Founder of The Women's National Liberal Union
Gage unsuccessfully tried to prevent the conservative takeover of the women's suffrage movement. Susan B. Anthony who had helped to found the National Woman Suffrage Association (NWSA), was primarily concerned with gaining the vote, an outlook which Gage found too narrow. Conservative suffragists were drawn into the organisation, and these women tended not to support general social reform, or attacks on the church.
The American Woman Suffrage Association (AWSA), part of the conservative wing of the suffrage movement (and formerly at odds with the National), was open to the prospect of merging with the NWSA under Anthony, while Anthony was working toward unifying the suffrage movement under the single goal of gaining the vote. The merger of the two organizations, pushed through by Lucy Stone, Alice Stone Blackwell and Anthony, produced the National American Woman Suffrage Association (NAWSA) in 1890. While Stanton and Gage maintained their radical positions, they found that the only women's issue really unifying the NAWSA was the move for suffrage.
This prompted Gage to establish the Women's National Liberal Union (WNLU) in 1890, of which she was president until her death (by stroke) in 1898. Attracting more radical members than NAWSA, the WNLU was the perfect mouthpiece for her attacks on religion. She became the editor of the official journal of the WNLU, The Liberal Thinker.

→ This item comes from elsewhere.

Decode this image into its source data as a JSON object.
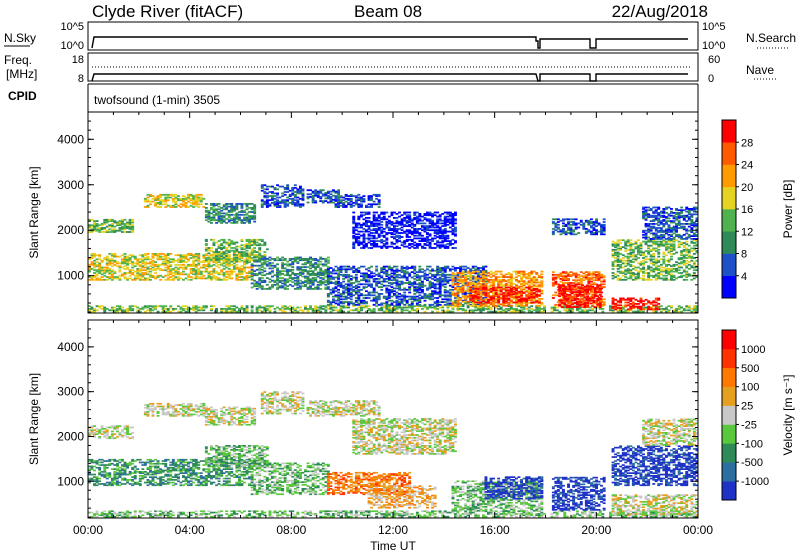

Gage was an avid opponent of the various Christian churches, and she strongly supported the separation of church and state, believing "that the greatest injury to the world has arisen from theological laws – from a union of Church and State". She wrote in October 1881:
Believing this country to be a political and not a religious organisation ... the editor of the NATIONAL CITIZEN will use all her influence of voice and pen against "Sabbath Laws", the uses of the "Bible in School", and pre-eminently against an amendment which shall introduce "God in the Constitution." —(Reference: "God in the Constitution", page 2)In 1893, she published Woman, Church and State, a book which outlined the variety of ways in which Christianity had oppressed women and reinforced patriarchal systems. It was wide-ranging and built extensively upon arguments and ideas she had previously put forth in speeches (and in a chapter of History of Woman Suffrage which bore the same name).